Art Basel Hong Kong 2026: Natalia Załuska
Art Basel Hong Kong 2026
Natalia Załuska "Panorama"
Booth 3C14
Echoes Sector
Through its totalising, almost neo-baroque character, “Panorama” by Natalia Załuska asserts a striking presence from afar. Yet its full experience unfolds only upon close, bodily encounter, when one steps into the artist’s world. Even setting foot on the black-and-white floor marks an entrance into the drawing itself — a visual field that seamlessly flows across the entire architectural structure of the booth.
Załuska’s project references historical avant-garde environments — early forms of installation art that blurred the lines between painting, sculpture, and architecture. The composition spreading across the walls, crafted using different techniques and textures — some painted, others cut, sprayed, or peeled — embraces the tactility and impermanence of everyday materials. It is not a printed wallpaper, but a layered surface where raw and painted elements contrast sharply with the polished, pristine aesthetic often associated with booth walls. The use of cardboard stems from Załuska’s ongoing interest in manipulating the surface, depth, and light of painting. She arranges and constructs them carefully into collaged compositions in which traditionally flat surfaces are transformed into a lexicon of edges.

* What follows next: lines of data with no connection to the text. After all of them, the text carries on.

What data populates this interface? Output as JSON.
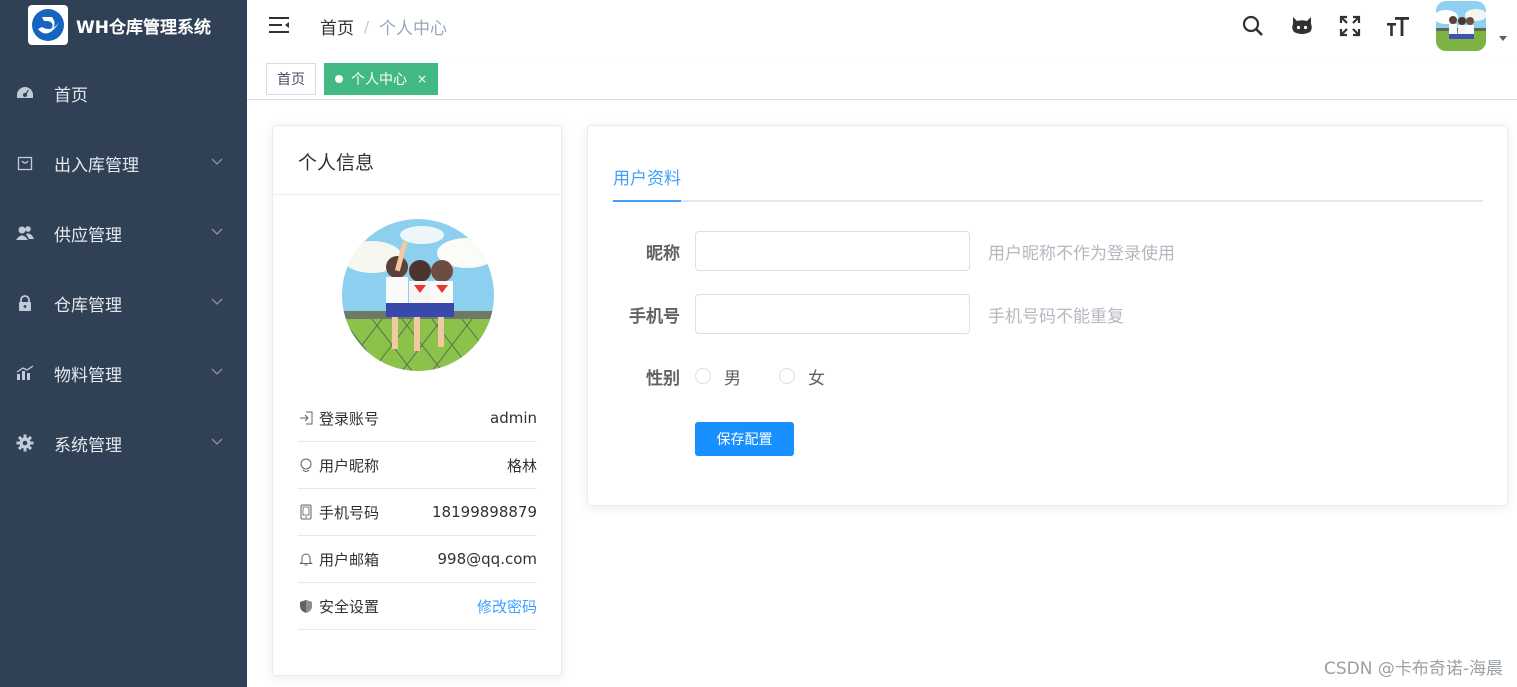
{
  "app": {
    "title": "WH仓库管理系统"
  },
  "sidebar": {
    "items": [
      {
        "label": "首页",
        "icon": "dashboard-icon",
        "has_children": false
      },
      {
        "label": "出入库管理",
        "icon": "shopping-bag-icon",
        "has_children": true
      },
      {
        "label": "供应管理",
        "icon": "peoples-icon",
        "has_children": true
      },
      {
        "label": "仓库管理",
        "icon": "lock-icon",
        "has_children": true
      },
      {
        "label": "物料管理",
        "icon": "chart-icon",
        "has_children": true
      },
      {
        "label": "系统管理",
        "icon": "gear-icon",
        "has_children": true
      }
    ]
  },
  "navbar": {
    "breadcrumb": {
      "home": "首页",
      "separator": "/",
      "current": "个人中心"
    },
    "actions": [
      "search-icon",
      "github-icon",
      "fullscreen-icon",
      "font-size-icon"
    ]
  },
  "tags": {
    "items": [
      {
        "label": "首页",
        "active": false
      },
      {
        "label": "个人中心",
        "active": true,
        "close": "×"
      }
    ]
  },
  "profile_card": {
    "title": "个人信息",
    "rows": [
      {
        "label": "登录账号",
        "value": "admin",
        "icon": "login-icon"
      },
      {
        "label": "用户昵称",
        "value": "格林",
        "icon": "user-icon"
      },
      {
        "label": "手机号码",
        "value": "18199898879",
        "icon": "phone-icon"
      },
      {
        "label": "用户邮箱",
        "value": "998@qq.com",
        "icon": "email-icon"
      },
      {
        "label": "安全设置",
        "value": "修改密码",
        "icon": "shield-icon"
      }
    ]
  },
  "form_card": {
    "tab": "用户资料",
    "nickname": {
      "label": "昵称",
      "value": "",
      "hint": "用户昵称不作为登录使用"
    },
    "phone": {
      "label": "手机号",
      "value": "",
      "hint": "手机号码不能重复"
    },
    "gender": {
      "label": "性别",
      "options": [
        "男",
        "女"
      ]
    },
    "save_label": "保存配置"
  },
  "watermark": "CSDN @卡布奇诺-海晨",
  "colors": {
    "sidebar_bg": "#304156",
    "accent": "#409eff",
    "tag_active": "#42b983",
    "button": "#1890ff"
  }
}
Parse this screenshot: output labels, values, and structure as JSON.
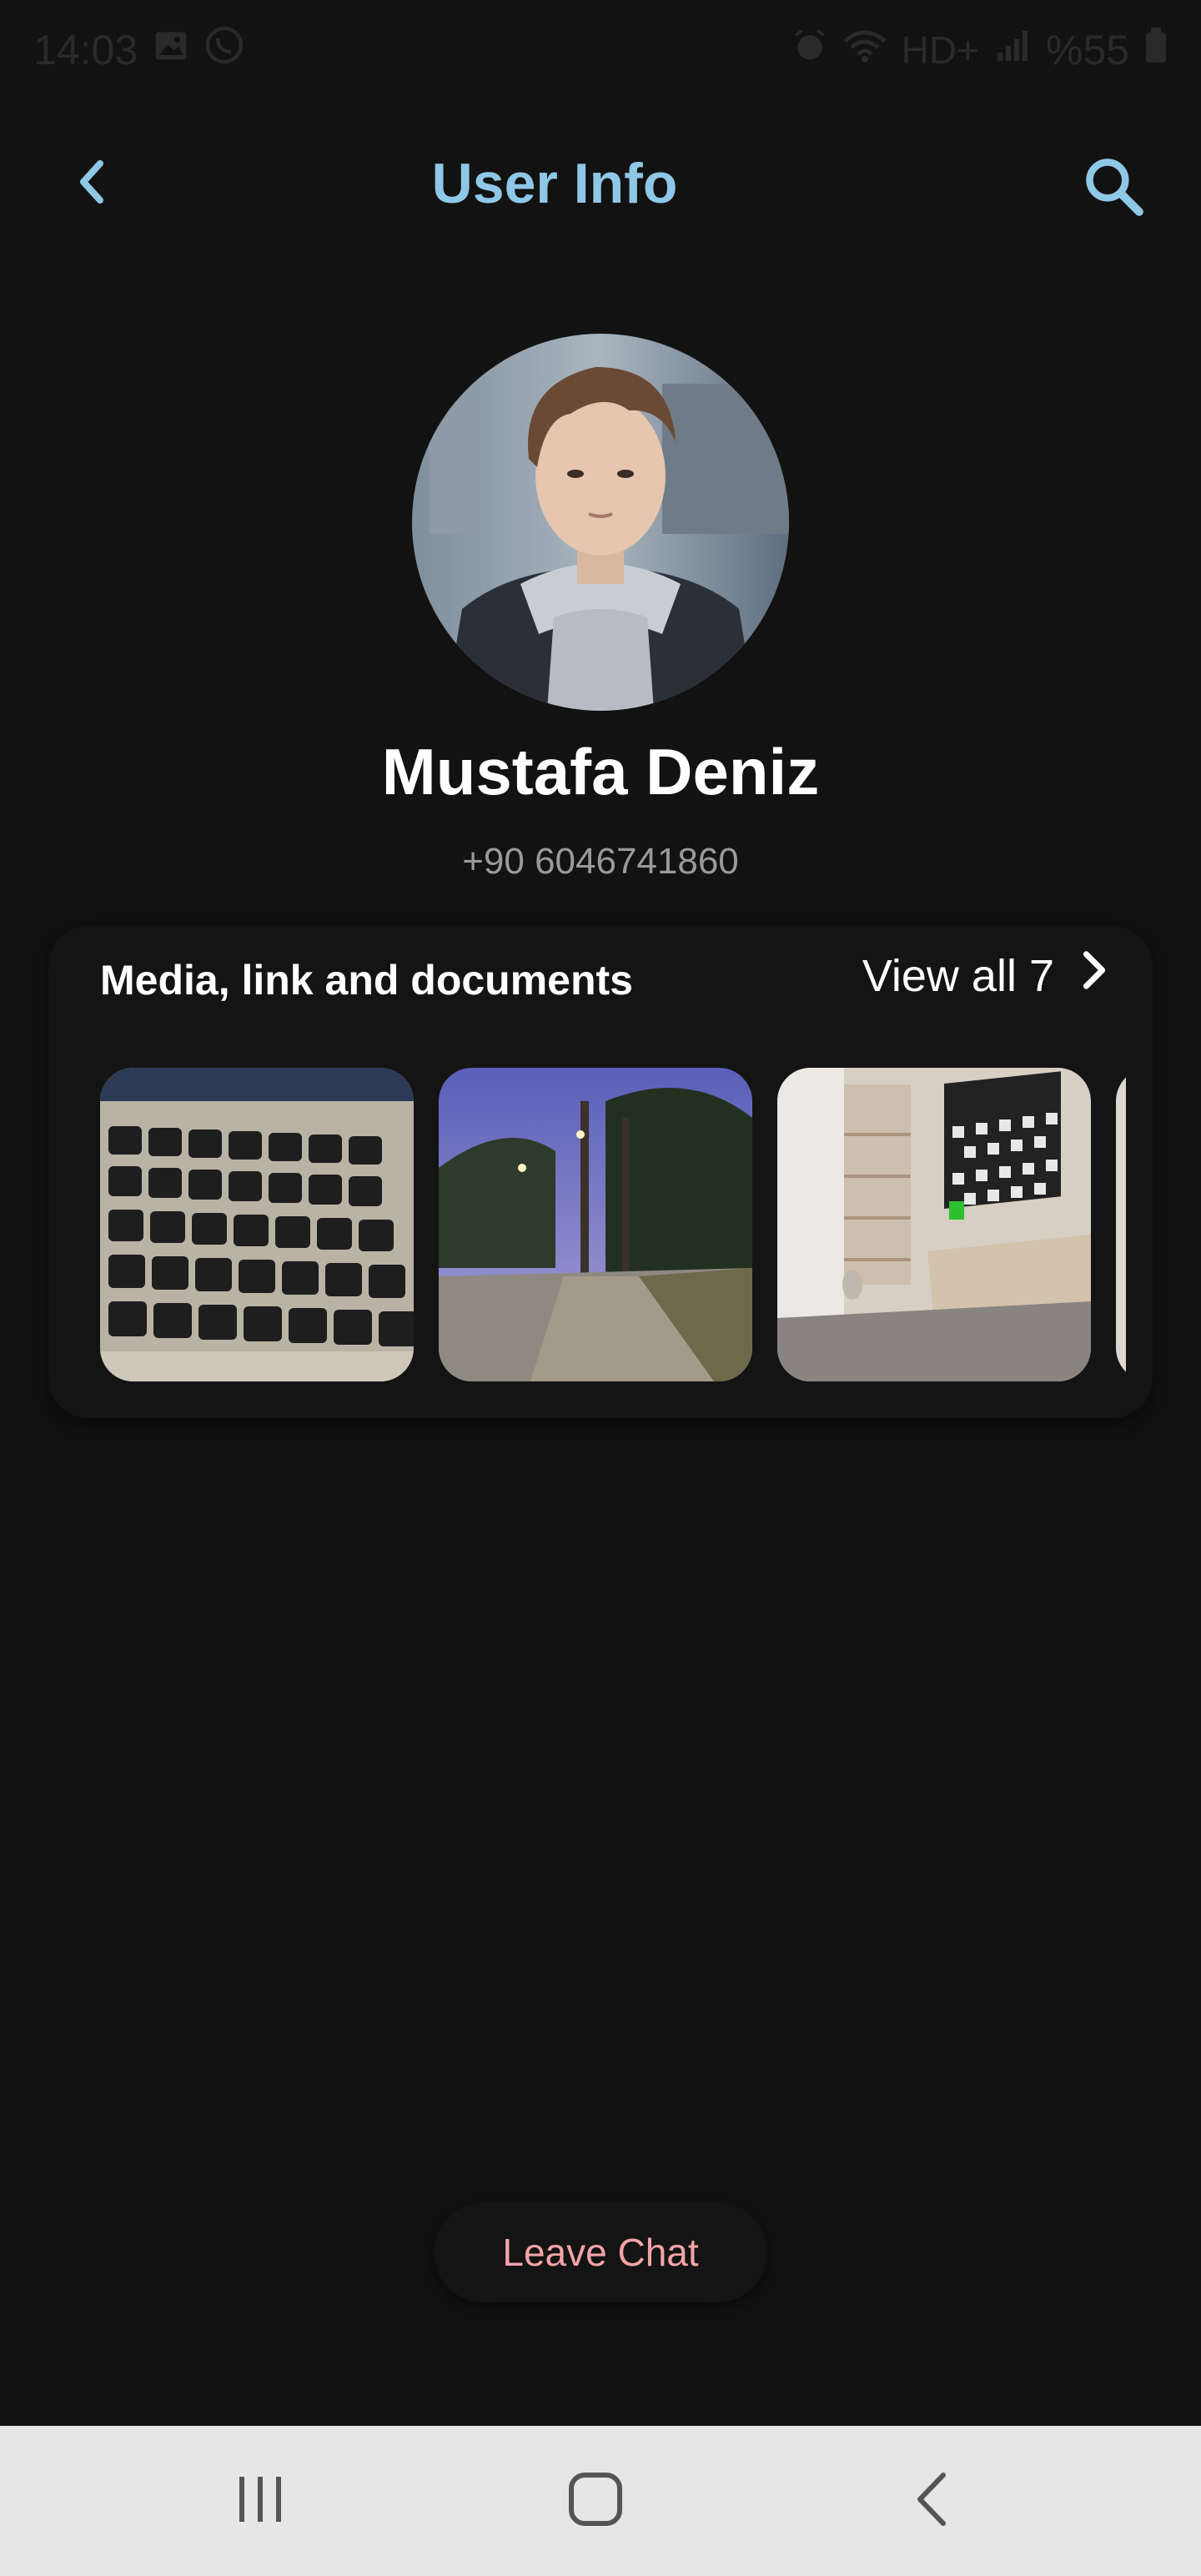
{
  "status_bar": {
    "time": "14:03",
    "battery": "%55",
    "icons": [
      "gallery-icon",
      "whatsapp-icon",
      "alarm-icon",
      "wifi-icon",
      "hd-plus-icon",
      "signal-icon",
      "battery-icon"
    ],
    "hd_label": "HD+"
  },
  "header": {
    "title": "User Info",
    "back_icon": "chevron-left-icon",
    "search_icon": "search-icon"
  },
  "profile": {
    "name": "Mustafa Deniz",
    "phone": "+90 6046741860"
  },
  "media": {
    "title": "Media, link and documents",
    "view_all_label": "View all 7",
    "thumbnails": [
      {
        "subject": "laptop-keyboard"
      },
      {
        "subject": "tree-lined-street-at-dusk"
      },
      {
        "subject": "room-with-tv"
      },
      {
        "subject": "partial-image"
      }
    ]
  },
  "actions": {
    "leave_chat": "Leave Chat"
  },
  "colors": {
    "background": "#121212",
    "accent": "#8fc7e6",
    "danger_text": "#f4a3a8",
    "muted_text": "#9a9a9a",
    "nav_bar": "#e6e6e6"
  }
}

Building on her ongoing research into the visual languages of abstraction, Załuska expands the scope of her practice — evolving what were once flat assemblages into a fully immersive spatial installation. The floor, designed in similar tones, extends the composition across surfaces, while two freestanding sculptures anchor the space, thereby completing the installation. Taken together, the meticulous orchestration of these objects and layers give rise to a resonant dissonance of volume, line and surface. The addition of objects on the floor further challenges our sensory perception and draws attention to materiality, while evoking a contemplative, almost cinematic atmosphere. As viewers navigate the space, they become active participants in the composition; their presence animates the geometric forms, creating a real-time dialogue between three dimensional abstraction and the scale of the human body.

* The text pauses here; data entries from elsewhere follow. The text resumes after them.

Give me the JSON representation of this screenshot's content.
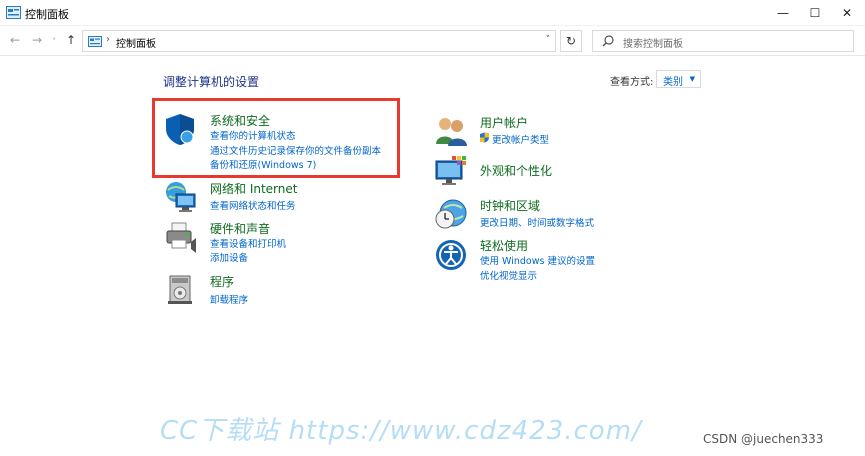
{
  "window": {
    "title": "控制面板",
    "icon": "control-panel-icon"
  },
  "nav": {
    "back": "←",
    "forward": "→",
    "recent": "˅",
    "up": "↑"
  },
  "address": {
    "separator": "›",
    "path": "控制面板",
    "dropdown": "˅",
    "refresh": "↻"
  },
  "search": {
    "placeholder": "搜索控制面板",
    "icon": "search-icon"
  },
  "content": {
    "title": "调整计算机的设置",
    "view_by_label": "查看方式:",
    "view_by_value": "类别",
    "categories_left": [
      {
        "title": "系统和安全",
        "icon": "shield-icon",
        "links": [
          "查看你的计算机状态",
          "通过文件历史记录保存你的文件备份副本",
          "备份和还原(Windows 7)"
        ]
      },
      {
        "title": "网络和 Internet",
        "icon": "network-globe-icon",
        "links": [
          "查看网络状态和任务"
        ]
      },
      {
        "title": "硬件和声音",
        "icon": "printer-icon",
        "links": [
          "查看设备和打印机",
          "添加设备"
        ]
      },
      {
        "title": "程序",
        "icon": "programs-icon",
        "links": [
          "卸载程序"
        ]
      }
    ],
    "categories_right": [
      {
        "title": "用户帐户",
        "icon": "users-icon",
        "links": [
          "更改帐户类型"
        ]
      },
      {
        "title": "外观和个性化",
        "icon": "monitor-palette-icon",
        "links": []
      },
      {
        "title": "时钟和区域",
        "icon": "clock-globe-icon",
        "links": [
          "更改日期、时间或数字格式"
        ]
      },
      {
        "title": "轻松使用",
        "icon": "ease-of-access-icon",
        "links": [
          "使用 Windows 建议的设置",
          "优化视觉显示"
        ]
      }
    ]
  },
  "watermark": "CC下载站 https://www.cdz423.com/",
  "credit": "CSDN @juechen333",
  "colors": {
    "link": "#0066cc",
    "category": "#0e6b1f",
    "title": "#1e3287",
    "highlight": "#e8392e",
    "watermark": "#a9d8f4"
  }
}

In this way, "Panorama" as a scenographic platform becomes a living, evolving collage — an installation in which spatial and perceptual boundaries are tested and expanded. Załuska’s work continues a significant dialogue with the legacies of avant-garde women artists, whose pioneering explorations of rhythm, form, and monumentality find resonance here. In her recent work, abstraction becomes a medium through which to speculate on the potential of art to express narratives that resist conventional language. Her practice raises critical questions about art’s role in a world shaped by ongoing crises — ecological, political, or existential.

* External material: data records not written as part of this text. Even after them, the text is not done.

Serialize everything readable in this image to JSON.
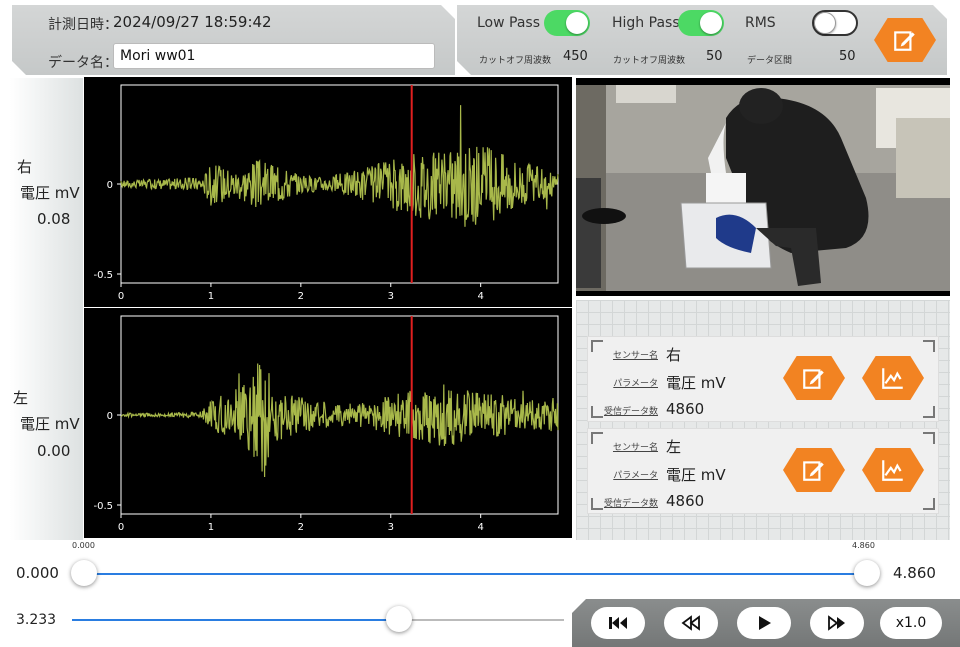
{
  "header": {
    "measure_label": "計測日時：",
    "measure_datetime": "2024/09/27 18:59:42",
    "data_name_label": "データ名：",
    "data_name_value": "Mori ww01",
    "low_pass": {
      "label": "Low Pass",
      "on": true,
      "sub_label": "カットオフ周波数",
      "value": "450"
    },
    "high_pass": {
      "label": "High Pass",
      "on": true,
      "sub_label": "カットオフ周波数",
      "value": "50"
    },
    "rms": {
      "label": "RMS",
      "on": false,
      "sub_label": "データ区間",
      "value": "50"
    },
    "edit_icon": "edit-icon"
  },
  "channels": [
    {
      "side": "右",
      "unit": "電圧 mV",
      "value": "0.08"
    },
    {
      "side": "左",
      "unit": "電圧 mV",
      "value": "0.00"
    }
  ],
  "chart_data": [
    {
      "type": "line",
      "title": "",
      "xlabel": "",
      "ylabel": "",
      "xlim": [
        0,
        4.86
      ],
      "ylim": [
        -0.55,
        0.55
      ],
      "x_ticks": [
        "0",
        "1",
        "2",
        "3",
        "4"
      ],
      "y_ticks": [
        "0",
        "-0.5"
      ],
      "cursor_x": 3.233,
      "line_color": "#a8b84a",
      "cursor_color": "#e02020",
      "envelope": [
        [
          0.0,
          0.02
        ],
        [
          0.5,
          0.03
        ],
        [
          0.9,
          0.04
        ],
        [
          1.0,
          0.12
        ],
        [
          1.3,
          0.08
        ],
        [
          1.5,
          0.14
        ],
        [
          1.8,
          0.1
        ],
        [
          2.0,
          0.05
        ],
        [
          2.3,
          0.04
        ],
        [
          2.6,
          0.08
        ],
        [
          2.9,
          0.12
        ],
        [
          3.1,
          0.16
        ],
        [
          3.4,
          0.2
        ],
        [
          3.6,
          0.18
        ],
        [
          3.8,
          0.26
        ],
        [
          4.0,
          0.22
        ],
        [
          4.2,
          0.2
        ],
        [
          4.5,
          0.12
        ],
        [
          4.86,
          0.06
        ]
      ]
    },
    {
      "type": "line",
      "title": "",
      "xlabel": "",
      "ylabel": "",
      "xlim": [
        0,
        4.86
      ],
      "ylim": [
        -0.55,
        0.55
      ],
      "x_ticks": [
        "0",
        "1",
        "2",
        "3",
        "4"
      ],
      "y_ticks": [
        "0",
        "-0.5"
      ],
      "cursor_x": 3.233,
      "line_color": "#a8b84a",
      "cursor_color": "#e02020",
      "envelope": [
        [
          0.0,
          0.01
        ],
        [
          0.5,
          0.01
        ],
        [
          0.9,
          0.02
        ],
        [
          1.0,
          0.1
        ],
        [
          1.3,
          0.12
        ],
        [
          1.6,
          0.35
        ],
        [
          1.7,
          0.15
        ],
        [
          2.0,
          0.1
        ],
        [
          2.4,
          0.06
        ],
        [
          2.8,
          0.08
        ],
        [
          3.0,
          0.12
        ],
        [
          3.3,
          0.14
        ],
        [
          3.6,
          0.18
        ],
        [
          3.9,
          0.14
        ],
        [
          4.2,
          0.12
        ],
        [
          4.5,
          0.08
        ],
        [
          4.86,
          0.1
        ]
      ]
    }
  ],
  "sensors": [
    {
      "sensor_label": "センサー名",
      "sensor_name": "右",
      "param_label": "パラメータ",
      "param_value": "電圧 mV",
      "count_label": "受信データ数",
      "count_value": "4860"
    },
    {
      "sensor_label": "センサー名",
      "sensor_name": "左",
      "param_label": "パラメータ",
      "param_value": "電圧 mV",
      "count_label": "受信データ数",
      "count_value": "4860"
    }
  ],
  "range_slider": {
    "min_tick": "0.000",
    "max_tick": "4.860",
    "start_value": "0.000",
    "end_value": "4.860",
    "start_fraction": 0.0,
    "end_fraction": 1.0,
    "color": "#2a7de1"
  },
  "position_slider": {
    "value": "3.233",
    "fraction": 0.665,
    "color": "#2a7de1"
  },
  "controls": {
    "speed": "x1.0"
  },
  "colors": {
    "accent": "#f28322",
    "toggle_on": "#4cd964",
    "panel": "#c9cccc"
  }
}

In Załuska’s vision, abstraction becomes a means to speak of today’s shifting conditions of the world: immersed in uncertainty, yet open towards the unknown; stripped of vibrant colour due to ongoing polarisation, yet still full of potential. It becomes a language through which we can begin to prescribe the conditions of our coexistence in times of collective transition. Her immersive environment offers a poetic reflection on order, disruption, and the power of abstraction to reimagine our relationship with surrounding space and the ones inhabiting it. Załuska’s installation invites us to consider how art might serve as a space for reimagining reality, prompting the questions of what can be seen or understood.